Mainly just wanna lose my ‘beer belly’ (i don’t drink anymore).

Anonymous 0 Comments

In addition to that 30-60 minutes of exercise I find that I am far more motivated and physically active for the rest of the day which will burn probably another 150 or more calories that I would not have otherwise.

I also tend to be more observant and critical of what I put in my mouth if I feel like I am offsetting the benefits of the exercise. In that way, regular exercise also directly impacts my diet.

Anonymous 0 Comments

This happened to me story, take it for what it’s worth: Baseline is 71 years old, 6 feet tall , 220 lbs.

Been doing cardio every day for years (biking 15 miles alternate days, fast walking 3 miles alternate days, yard work on Sundays (but mostly laying on the couch watching Netflix on Sundays, but hey, killing it 6 days, right? I’m retired so not doing much of anything else (quality time on Reddit, video games, movies, whatever chores wife wants, etc). My cholesterol is always high, not insane, but not good either, glucose always high, on the verge of pre-diabetic, BP always trending high-ish. Year in year out, inching up slowly so not a good trend. Six months ago my wife decides we need a dog, we get a giant chihuahua from the shelter.

Now, doing one mile sniffari walk in the morning, same thing other direction in the evening. No more bike work, no fast walks, just two slow miles every day. Oh, and play some catch in the backyard with a squeeky ball 15-20 minutes three times a day, maybe some tug of war 10 minutes with the rope once or twice a day. Nothing formal, nothing strenuous, but no exceptions allowed, the dog won’t tolerate being ignored (worse than kids, really).

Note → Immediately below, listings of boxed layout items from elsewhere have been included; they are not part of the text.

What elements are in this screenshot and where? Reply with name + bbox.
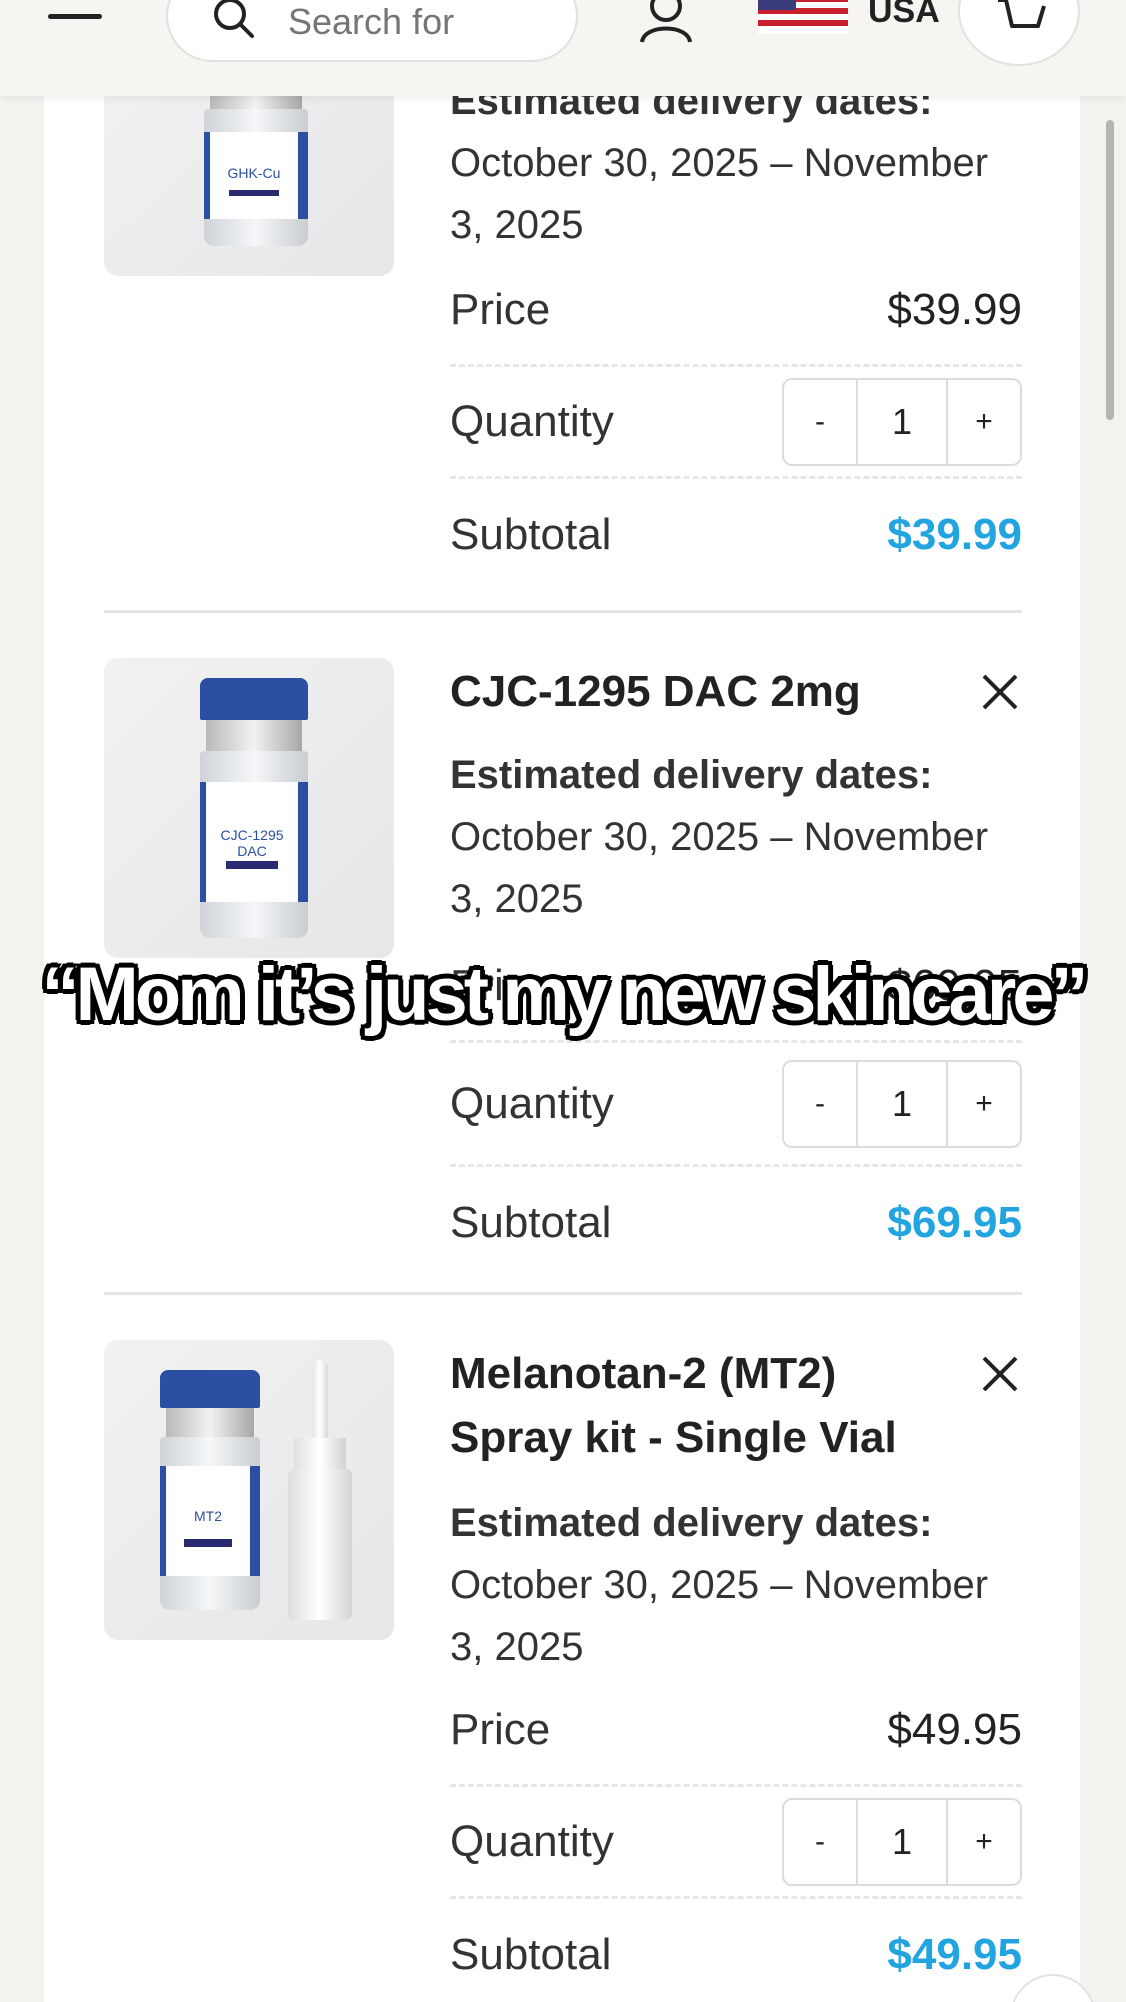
site-header: USA ⌄	[0, 0, 1126, 96]
delivery-estimate: Estimated delivery dates: October 30, 20…	[450, 1501, 989, 1669]
quantity-stepper: - 1 +	[782, 1797, 1022, 1886]
product-name[interactable]: Melanotan-2 (MT2) Spray kit - Single Via…	[450, 1342, 970, 1470]
quantity-row: Quantity - 1 +	[450, 367, 1022, 479]
delivery-estimate: Estimated delivery dates: October 30, 20…	[450, 753, 989, 921]
price-row: Price $39.99	[450, 255, 1022, 367]
quantity-row: Quantity - 1 +	[450, 1787, 1022, 1899]
price-value: $49.95	[887, 1704, 1022, 1754]
quantity-value[interactable]: 1	[856, 1061, 948, 1146]
subtotal-value: $69.95	[887, 1198, 1022, 1247]
subtotal-row: Subtotal $39.99	[450, 510, 1022, 559]
increase-button[interactable]: +	[948, 1062, 1020, 1146]
decrease-button[interactable]: -	[784, 380, 856, 464]
item-divider	[104, 610, 1022, 613]
search-bar[interactable]	[166, 0, 578, 62]
increase-button[interactable]: +	[948, 380, 1020, 464]
price-value: $39.99	[887, 284, 1022, 334]
menu-icon[interactable]	[48, 0, 102, 26]
price-row: Price $49.95	[450, 1675, 1022, 1787]
nasal-spray-image	[288, 1360, 352, 1620]
quantity-value[interactable]: 1	[856, 1799, 948, 1884]
cart-button[interactable]	[958, 0, 1080, 66]
delivery-estimate: Estimated delivery dates: October 30, 20…	[450, 79, 989, 247]
us-flag-icon[interactable]	[758, 0, 848, 34]
scrollbar-thumb[interactable]	[1106, 120, 1114, 420]
cart-icon	[998, 0, 1046, 28]
quantity-row: Quantity - 1 +	[450, 1043, 1022, 1167]
quantity-stepper: - 1 +	[782, 377, 1022, 466]
close-icon[interactable]	[978, 670, 1022, 714]
quantity-stepper: - 1 +	[782, 1059, 1022, 1148]
country-selector[interactable]: USA	[868, 0, 940, 31]
product-name[interactable]: CJC-1295 DAC 2mg	[450, 660, 970, 724]
close-icon[interactable]	[978, 1352, 1022, 1396]
quantity-value[interactable]: 1	[856, 379, 948, 464]
subtotal-row: Subtotal $49.95	[450, 1930, 1022, 1979]
video-caption: “Mom it’s just my new skincare”	[41, 952, 1088, 1037]
search-icon	[214, 0, 254, 38]
subtotal-value: $39.99	[887, 510, 1022, 559]
product-image[interactable]: CJC-1295 DAC	[104, 658, 394, 958]
cart-items-panel: GHK-Cu Estimated delivery dates: October…	[44, 56, 1080, 2002]
subtotal-value: $49.95	[887, 1930, 1022, 1979]
decrease-button[interactable]: -	[784, 1062, 856, 1146]
product-image[interactable]: MT2	[104, 1340, 394, 1640]
vial-image: MT2	[160, 1370, 260, 1610]
increase-button[interactable]: +	[948, 1800, 1020, 1884]
vial-image: CJC-1295 DAC	[200, 678, 308, 938]
item-divider	[104, 1292, 1022, 1295]
cart-page: USA ⌄ GHK-Cu Estimated delivery dates: O…	[0, 0, 1126, 2002]
subtotal-row: Subtotal $69.95	[450, 1198, 1022, 1247]
decrease-button[interactable]: -	[784, 1800, 856, 1884]
search-input[interactable]	[288, 2, 558, 42]
account-icon[interactable]	[636, 0, 696, 44]
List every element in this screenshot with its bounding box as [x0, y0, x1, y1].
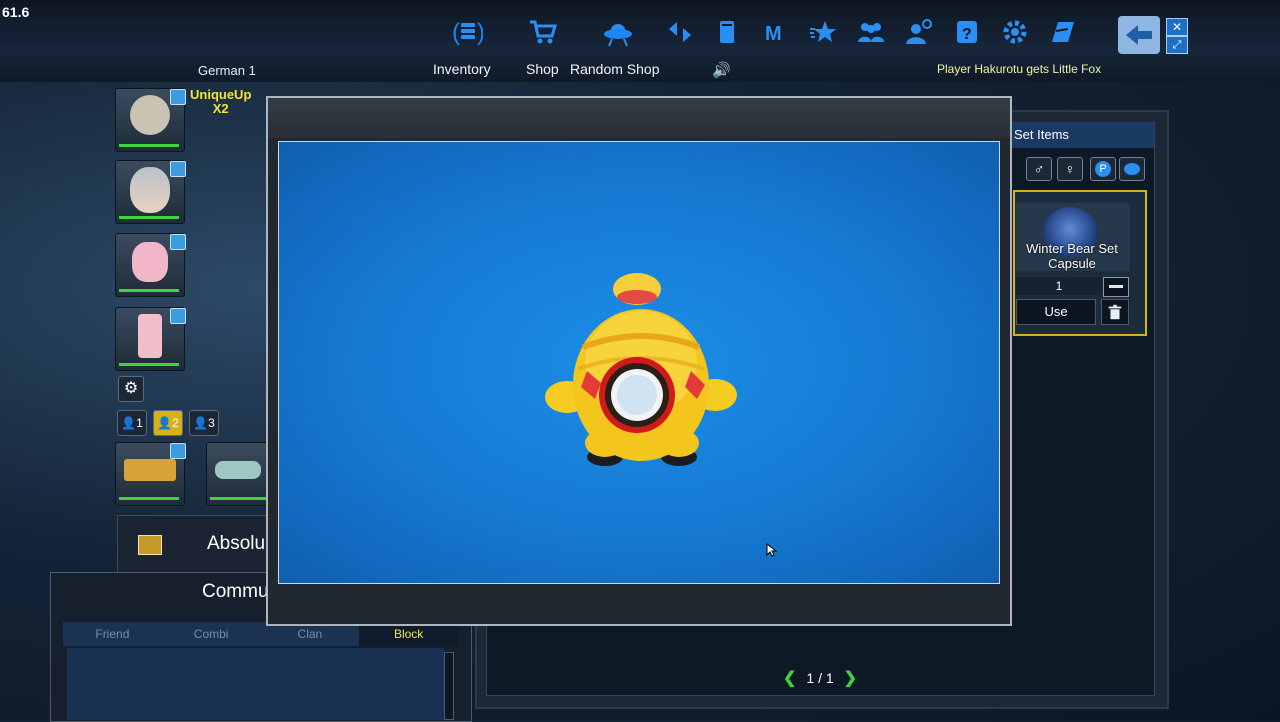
eraser-icon[interactable] — [1045, 14, 1081, 50]
durability-bar — [119, 216, 179, 219]
slot-tag-icon — [170, 308, 186, 324]
durability-bar — [119, 144, 179, 147]
announcement-ticker: Player Hakurotu gets Little Fox — [937, 62, 1102, 76]
community-list — [67, 648, 444, 720]
absolute-label: Absolu — [207, 533, 266, 554]
help-icon[interactable]: ? — [949, 14, 985, 50]
inventory-label[interactable]: Inventory — [433, 61, 491, 77]
friends-icon[interactable] — [853, 14, 889, 50]
back-arrow-icon[interactable] — [1118, 16, 1160, 54]
use-button[interactable]: Use — [1016, 299, 1096, 325]
svg-text:M: M — [765, 23, 782, 45]
unique-up-badge: UniqueUp X2 — [190, 87, 252, 116]
slot-tag-icon — [170, 234, 186, 250]
preset-button-3[interactable]: 👤 3 — [189, 410, 219, 436]
card-icon — [138, 535, 162, 555]
mouse-cursor — [766, 542, 778, 562]
svg-text:(: ( — [453, 19, 460, 46]
ufo-icon[interactable] — [600, 14, 636, 50]
preset-button-2[interactable]: 👤 2 — [153, 410, 183, 436]
prev-page-icon[interactable]: ❮ — [783, 668, 796, 688]
tab-friend[interactable]: Friend — [63, 622, 162, 646]
server-name: German 1 — [198, 63, 256, 78]
random-shop-label[interactable]: Random Shop — [570, 61, 660, 77]
user-gear-icon[interactable] — [901, 14, 937, 50]
item-name: Winter Bear Set Capsule — [1026, 241, 1118, 271]
inventory-icon[interactable]: () — [450, 14, 486, 50]
slot-tag-icon — [170, 161, 186, 177]
settings-gear-icon[interactable]: ⚙ — [118, 376, 144, 402]
shop-label[interactable]: Shop — [526, 61, 559, 77]
slot-tag-icon — [170, 443, 186, 459]
svg-text:?: ? — [962, 26, 972, 43]
gear-icon[interactable] — [997, 14, 1033, 50]
mail-m-icon[interactable]: M — [757, 14, 793, 50]
community-scrollbar[interactable] — [444, 652, 454, 720]
swap-icon[interactable] — [662, 14, 698, 50]
star-shout-icon[interactable] — [805, 14, 841, 50]
resize-icon[interactable]: ⤢ — [1166, 36, 1188, 54]
tab-combi[interactable]: Combi — [162, 622, 261, 646]
shop-cart-icon[interactable] — [525, 14, 561, 50]
durability-bar — [210, 497, 266, 500]
next-page-icon[interactable]: ❯ — [844, 668, 857, 688]
modal-header — [268, 98, 1010, 138]
preset-button-1[interactable]: 👤 1 — [117, 410, 147, 436]
person-icon: 👤 — [193, 416, 209, 430]
pagination: ❮ 1 / 1 ❯ — [783, 668, 857, 688]
page-indicator: 1 / 1 — [806, 670, 834, 686]
item-quantity: 1 — [1016, 277, 1102, 295]
female-filter-icon[interactable]: ♀ — [1057, 157, 1083, 181]
capsule-model — [545, 273, 737, 466]
male-filter-icon[interactable]: ♂ — [1026, 157, 1052, 181]
durability-bar — [119, 363, 179, 366]
svg-text:): ) — [477, 19, 483, 46]
set-items-header: Set Items — [1012, 122, 1154, 148]
person-icon: 👤 — [121, 416, 137, 430]
close-icon[interactable]: ✕ — [1166, 18, 1188, 36]
premium-filter-icon[interactable]: P — [1090, 157, 1116, 181]
durability-bar — [119, 289, 179, 292]
item-preview-viewport[interactable] — [278, 141, 1000, 584]
durability-bar — [119, 497, 179, 500]
minus-icon[interactable] — [1103, 277, 1129, 297]
book-icon[interactable] — [709, 14, 745, 50]
slot-tag-icon — [170, 89, 186, 105]
trash-icon[interactable] — [1101, 299, 1129, 325]
fps-counter: 61.6 — [2, 4, 30, 20]
person-icon: 👤 — [157, 416, 173, 430]
eye-filter-icon[interactable] — [1119, 157, 1145, 181]
speaker-icon[interactable]: 🔊 — [712, 61, 731, 79]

Last physical was two weeks ago, my cholesterol and sugar numbers looked like they fell off a cliff. No high, no slightly high, no high normal, but dead center optimal, in the green. Doc says WTF? I dunno maybe the dog? Doc says dogs can do that. See you in six months, take care of the dog, she’s saving your life.

My take away is it isn’t the intensity of the workout, it’s the constant movement. And dog for the win.